Per soggetti complessi o realistici è spesso la scelta migliore.
Come segnare ombre e luci
Una parte molto utile della lezione riguarda le ombre e le luci. Non ci sono solo i contorni principali: puoi usare pennelli diversi per marcare zone d'ombra e punti di luce, così durante il tatuaggio hai riferimenti più chiari.
Questo non sostituisce la tecnica, ma aiuta a leggere meglio il progetto sulla pelle.
Il trucco del colore per leggere meglio lo stencil
Nel voice over viene mostrato un trucco semplice ma intelligente: costruire lo stencil con un colore molto contrastato rispetto all'immagine, ad esempio il giallo, così da distinguerlo meglio mentre lavori.

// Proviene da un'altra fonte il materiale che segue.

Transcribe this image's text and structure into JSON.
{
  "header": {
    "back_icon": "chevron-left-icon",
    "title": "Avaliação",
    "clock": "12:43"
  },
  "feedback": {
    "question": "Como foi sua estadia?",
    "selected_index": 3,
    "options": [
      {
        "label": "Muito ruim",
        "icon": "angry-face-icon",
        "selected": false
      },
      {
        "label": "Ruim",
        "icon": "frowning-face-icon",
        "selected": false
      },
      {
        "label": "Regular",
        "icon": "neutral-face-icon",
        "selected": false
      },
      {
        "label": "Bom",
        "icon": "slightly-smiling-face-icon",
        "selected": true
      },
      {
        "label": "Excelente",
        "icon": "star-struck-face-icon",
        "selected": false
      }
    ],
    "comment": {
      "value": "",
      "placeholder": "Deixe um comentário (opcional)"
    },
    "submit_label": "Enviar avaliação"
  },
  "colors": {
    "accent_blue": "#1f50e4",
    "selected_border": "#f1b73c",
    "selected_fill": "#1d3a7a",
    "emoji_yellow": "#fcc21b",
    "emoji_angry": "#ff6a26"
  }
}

Solo alla fine si riporta tutto al nero, pronto per la stampa.
È un passaggio piccolo, ma molto utile se la reference sotto ha già molto nero.
Metodo automatico: veloce ma meno preciso
Il secondo metodo usa duplicazione, inversione, modalità di fusione e sfocatura per far emergere automaticamente uno stencil dalla reference. È un sistema rapido e in alcuni casi può essere comodo, soprattutto se devi fare prove veloci.
Il limite è che tende a essere più confuso e meno selettivo: può portarsi dietro dettagli inutili o sporchi.
Quale metodo scegliere davvero
Se vuoi uno stencil pulito e controllato, il metodo manuale resta il più affidabile. Se invece ti serve una base rapida da cui partire, il metodo automatico può darti uno spunto iniziale da rifinire.
La regola pratica è semplice: più il soggetto è importante o complesso, più conviene investire tempo nella costruzione manuale.